Ankara’nın Yassıhöyük köyündeki sorunun Türkiye’nin pek çok yerinde de var olduğuna vurgu yapan Gürer, “Hazine arazilerinin yabancılara satışı durdurulmalıdır. Yabancılar gelip en verimli tarım arazilerini satın alıyor. Çiftçi arazilerini zorunlu olarak satıyor ve bir müddet sonra sattığı tarım arazisinde maraba olarak çalışıyor.

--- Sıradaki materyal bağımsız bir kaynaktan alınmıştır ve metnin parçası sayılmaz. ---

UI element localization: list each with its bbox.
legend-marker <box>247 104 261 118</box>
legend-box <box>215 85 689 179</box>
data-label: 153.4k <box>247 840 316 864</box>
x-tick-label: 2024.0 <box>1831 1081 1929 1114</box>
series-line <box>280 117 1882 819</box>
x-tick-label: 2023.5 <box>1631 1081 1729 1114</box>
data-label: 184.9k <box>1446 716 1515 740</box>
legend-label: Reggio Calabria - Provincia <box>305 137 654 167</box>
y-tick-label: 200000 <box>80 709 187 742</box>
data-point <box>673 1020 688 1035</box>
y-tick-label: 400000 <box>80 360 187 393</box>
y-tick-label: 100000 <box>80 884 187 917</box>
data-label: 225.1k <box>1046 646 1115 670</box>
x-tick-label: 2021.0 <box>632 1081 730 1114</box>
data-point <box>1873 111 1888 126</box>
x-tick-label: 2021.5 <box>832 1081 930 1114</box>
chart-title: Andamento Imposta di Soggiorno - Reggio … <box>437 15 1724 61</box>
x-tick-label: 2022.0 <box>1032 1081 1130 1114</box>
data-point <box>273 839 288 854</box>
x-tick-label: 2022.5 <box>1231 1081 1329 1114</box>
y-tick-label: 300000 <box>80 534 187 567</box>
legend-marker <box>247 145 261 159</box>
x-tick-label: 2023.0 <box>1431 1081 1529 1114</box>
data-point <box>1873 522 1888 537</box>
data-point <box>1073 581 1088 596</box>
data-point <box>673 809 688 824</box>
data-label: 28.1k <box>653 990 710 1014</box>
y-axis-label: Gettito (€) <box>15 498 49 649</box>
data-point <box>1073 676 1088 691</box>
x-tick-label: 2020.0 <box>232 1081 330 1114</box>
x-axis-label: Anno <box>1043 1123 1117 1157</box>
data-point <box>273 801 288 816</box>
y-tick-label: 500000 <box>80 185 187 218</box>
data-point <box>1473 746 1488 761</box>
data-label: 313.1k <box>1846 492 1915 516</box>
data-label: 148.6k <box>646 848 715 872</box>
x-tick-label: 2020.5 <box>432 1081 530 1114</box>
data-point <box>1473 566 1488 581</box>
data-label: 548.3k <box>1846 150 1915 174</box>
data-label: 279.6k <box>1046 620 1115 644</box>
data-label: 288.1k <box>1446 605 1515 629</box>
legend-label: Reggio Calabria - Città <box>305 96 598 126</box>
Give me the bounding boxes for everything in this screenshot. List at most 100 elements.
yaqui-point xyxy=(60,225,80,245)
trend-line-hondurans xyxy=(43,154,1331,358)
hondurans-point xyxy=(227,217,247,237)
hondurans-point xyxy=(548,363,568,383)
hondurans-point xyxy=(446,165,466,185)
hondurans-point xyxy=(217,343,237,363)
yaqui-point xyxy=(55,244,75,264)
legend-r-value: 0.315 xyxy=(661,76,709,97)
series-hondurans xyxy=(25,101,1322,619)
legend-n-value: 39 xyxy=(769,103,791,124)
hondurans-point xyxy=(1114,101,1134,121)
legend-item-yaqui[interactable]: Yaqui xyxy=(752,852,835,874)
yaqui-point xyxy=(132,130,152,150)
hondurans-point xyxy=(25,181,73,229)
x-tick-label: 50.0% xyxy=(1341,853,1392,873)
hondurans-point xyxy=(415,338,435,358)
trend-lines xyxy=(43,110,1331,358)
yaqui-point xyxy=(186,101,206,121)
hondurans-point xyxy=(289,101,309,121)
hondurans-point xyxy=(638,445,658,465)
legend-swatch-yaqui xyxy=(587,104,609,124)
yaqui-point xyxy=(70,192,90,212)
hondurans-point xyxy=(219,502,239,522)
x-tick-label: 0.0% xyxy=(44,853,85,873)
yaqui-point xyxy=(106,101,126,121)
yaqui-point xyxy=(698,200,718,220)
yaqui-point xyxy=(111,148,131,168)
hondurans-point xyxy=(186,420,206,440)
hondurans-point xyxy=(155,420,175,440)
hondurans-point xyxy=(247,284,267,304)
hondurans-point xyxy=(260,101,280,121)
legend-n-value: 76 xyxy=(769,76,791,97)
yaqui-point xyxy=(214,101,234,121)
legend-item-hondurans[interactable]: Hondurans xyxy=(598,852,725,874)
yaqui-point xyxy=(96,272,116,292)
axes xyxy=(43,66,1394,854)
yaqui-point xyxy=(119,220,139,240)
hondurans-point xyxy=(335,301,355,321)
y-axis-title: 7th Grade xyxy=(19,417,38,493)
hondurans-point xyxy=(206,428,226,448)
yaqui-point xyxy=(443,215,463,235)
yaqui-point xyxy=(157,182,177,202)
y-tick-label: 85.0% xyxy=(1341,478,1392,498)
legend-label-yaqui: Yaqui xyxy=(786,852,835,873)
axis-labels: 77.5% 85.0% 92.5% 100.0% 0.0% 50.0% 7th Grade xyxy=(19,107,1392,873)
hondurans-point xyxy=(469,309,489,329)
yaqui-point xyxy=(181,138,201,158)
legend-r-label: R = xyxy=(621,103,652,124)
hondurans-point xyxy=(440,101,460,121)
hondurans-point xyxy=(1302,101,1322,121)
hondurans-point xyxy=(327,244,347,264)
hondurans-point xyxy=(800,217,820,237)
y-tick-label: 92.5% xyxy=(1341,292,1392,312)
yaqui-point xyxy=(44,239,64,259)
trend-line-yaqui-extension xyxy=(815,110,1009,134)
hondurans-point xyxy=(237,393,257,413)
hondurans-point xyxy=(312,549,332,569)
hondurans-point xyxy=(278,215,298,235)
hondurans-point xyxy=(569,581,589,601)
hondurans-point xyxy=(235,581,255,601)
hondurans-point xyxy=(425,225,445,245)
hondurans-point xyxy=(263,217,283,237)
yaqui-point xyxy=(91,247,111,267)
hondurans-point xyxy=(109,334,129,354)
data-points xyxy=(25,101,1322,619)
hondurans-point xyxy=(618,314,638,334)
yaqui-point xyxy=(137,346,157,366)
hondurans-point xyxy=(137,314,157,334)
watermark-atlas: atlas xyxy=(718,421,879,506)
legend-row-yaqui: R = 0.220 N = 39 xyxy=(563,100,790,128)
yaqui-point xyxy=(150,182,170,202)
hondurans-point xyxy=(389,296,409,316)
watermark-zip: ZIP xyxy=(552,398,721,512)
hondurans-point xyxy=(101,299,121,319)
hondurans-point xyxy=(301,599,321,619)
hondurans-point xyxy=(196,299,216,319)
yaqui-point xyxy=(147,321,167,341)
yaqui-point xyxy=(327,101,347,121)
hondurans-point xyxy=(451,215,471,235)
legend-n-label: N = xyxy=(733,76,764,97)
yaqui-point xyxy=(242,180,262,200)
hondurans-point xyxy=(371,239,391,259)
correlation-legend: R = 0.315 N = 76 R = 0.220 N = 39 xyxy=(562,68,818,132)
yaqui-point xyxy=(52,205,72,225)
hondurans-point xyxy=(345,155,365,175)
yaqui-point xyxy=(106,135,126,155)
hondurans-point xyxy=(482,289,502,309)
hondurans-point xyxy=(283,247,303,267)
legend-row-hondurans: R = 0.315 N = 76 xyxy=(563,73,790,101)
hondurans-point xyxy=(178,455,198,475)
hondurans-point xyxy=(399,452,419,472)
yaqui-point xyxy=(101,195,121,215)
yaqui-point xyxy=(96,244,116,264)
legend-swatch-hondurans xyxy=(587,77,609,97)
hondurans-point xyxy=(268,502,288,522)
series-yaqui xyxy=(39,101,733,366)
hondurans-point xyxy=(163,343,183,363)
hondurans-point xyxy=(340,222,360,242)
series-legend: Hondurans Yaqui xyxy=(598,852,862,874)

Tarım arazisi yabancılara satılmamalı, yerli çiftçinin de tarım arazilerini satmaması için desteklenmesi gerektiği bilinmelidir” diye konuştu.

“MİLLİ GELİRİN YÜZDE 1’İ ÇİFTÇİYE VERİLMELİ “

Gürer, düzenlediği basın toplantısında ayrıca, Milli Gelirin yüzde 1’nin çiftçilere aktarılmasıyla ilgili kanunu hatırlatarak, “AKP kendi çıkardığı kanuna bile uymuyor. Milli Gelirin yüzde 1’i olan 441 milyar lira verilmesi gereken çiftçiye 91 milyar lira ayrıldı” hatırlatmasında da bulundu.